A report to a in Hyderabad reports that more than 8.3 million sq km - 2.3% of the global ocean area - is now protected.
The percentage is small but the rapid growth in recent times leads to hope
that the world will hit its target of 10% protected by 2020.
This would have looked most unlikely prospect just a few years ago.
The aspiration was agreed by the Convention on Biological Diversity in 2004
with a target date of 2012. Progress was so slow at first that the target was
slipped to 2020 - with some researchers forecasting it would not be reached
until mid-century.
But recently there have been huge additions - like Marine Protected Areas
(MPAs) in the UK-controlled Chagos archipelago and US-controlled uninhabited
territories in the mid-Pacific.
The Cook Islands recently announced a 1.1 million sq km MPA - that is four
times the area of the UK land mass. New Caledonia's is even bigger - 1.4 million
sq km.
Australia has added a further 2.7 million sq km to its listing of the Great
Barrier Reef. Now 28 countries have designated MPAs.
But these statistics may not be quite so impressive as they appear as most of
them are far distant from people who would be likely to over-exploit them.
And a recent paper on the demise of the Barrier Reef demonstrates that
declaring an area protected does not necessarily shield it from distant
influences like over-nutrification.
Mark Spalding from the Nature Conservancy, lead author of the report, told
BBC News: "This is great news in the sense that the prospect looked so hopeless
until recently. We really should manage to meet the 10% target now.

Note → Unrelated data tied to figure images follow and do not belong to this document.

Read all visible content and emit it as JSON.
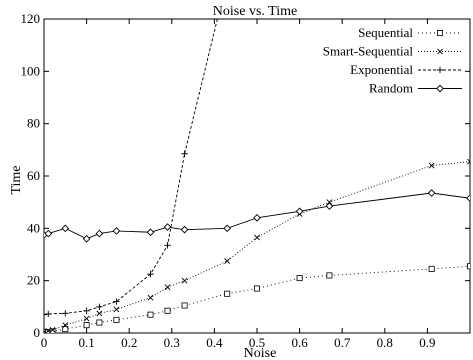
{
  "chart_data": {
    "type": "line",
    "title": "Noise vs. Time",
    "xlabel": "Noise",
    "ylabel": "Time",
    "xlim": [
      0,
      1.0
    ],
    "ylim": [
      0,
      120
    ],
    "xticks": [
      0,
      0.1,
      0.2,
      0.3,
      0.4,
      0.5,
      0.6,
      0.7,
      0.8,
      0.9
    ],
    "xtick_labels": [
      "0",
      "0.1",
      "0.2",
      "0.3",
      "0.4",
      "0.5",
      "0.6",
      "0.7",
      "0.8",
      "0.9"
    ],
    "yticks": [
      0,
      20,
      40,
      60,
      80,
      100,
      120
    ],
    "ytick_labels": [
      "0",
      "20",
      "40",
      "60",
      "80",
      "100",
      "120"
    ],
    "grid": false,
    "legend_position": "top-right",
    "series": [
      {
        "name": "Sequential",
        "marker": "square",
        "dash": "1,3",
        "x": [
          0,
          0.01,
          0.02,
          0.05,
          0.1,
          0.13,
          0.17,
          0.25,
          0.29,
          0.33,
          0.43,
          0.5,
          0.6,
          0.67,
          0.91,
          1.0
        ],
        "y": [
          0.3,
          0.4,
          0.6,
          1.5,
          3,
          4,
          5,
          7,
          8.5,
          10.5,
          15,
          17,
          21,
          22,
          24.5,
          25.5
        ]
      },
      {
        "name": "Smart-Sequential",
        "marker": "x",
        "dash": "1,2",
        "x": [
          0,
          0.01,
          0.02,
          0.05,
          0.1,
          0.13,
          0.17,
          0.25,
          0.29,
          0.33,
          0.43,
          0.5,
          0.6,
          0.67,
          0.91,
          1.0
        ],
        "y": [
          0.5,
          0.8,
          1.2,
          3,
          5.5,
          7.5,
          9,
          13.5,
          17.5,
          20,
          27.5,
          36.5,
          45.5,
          50,
          64,
          65.5
        ]
      },
      {
        "name": "Exponential",
        "marker": "plus",
        "dash": "3,2",
        "x": [
          0,
          0.01,
          0.05,
          0.1,
          0.13,
          0.17,
          0.25,
          0.29,
          0.33,
          0.407
        ],
        "y": [
          7,
          7.3,
          7.5,
          8.5,
          10,
          12,
          22.5,
          33.5,
          68.5,
          120
        ]
      },
      {
        "name": "Random",
        "marker": "diamond",
        "dash": "",
        "x": [
          0,
          0.01,
          0.05,
          0.1,
          0.13,
          0.17,
          0.25,
          0.29,
          0.33,
          0.43,
          0.5,
          0.6,
          0.67,
          0.91,
          1.0
        ],
        "y": [
          37.5,
          38,
          40,
          36,
          38,
          39,
          38.5,
          40.5,
          39.5,
          40,
          44,
          46.5,
          48.5,
          53.5,
          51.5
        ]
      }
    ]
  }
}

"But we have to ask whether the targets in themselves are enough - or whether
governments need to be smarter to ensure that they're protecting the very most
important areas.
"I don't want to knock any of the MPAs but some appear to be easy wins, where
you could stick a pin on a map and maybe send a patrol vessel. We need more than
that."
Dr Spalding said it was vital now for nations to concentrate efforts on MPAs
near heavily-populated coastlines where marine resources were most at risk.
The UK government has been accused of dragging its feet after postponing by a
year the introduction of MPAs around the coast of England.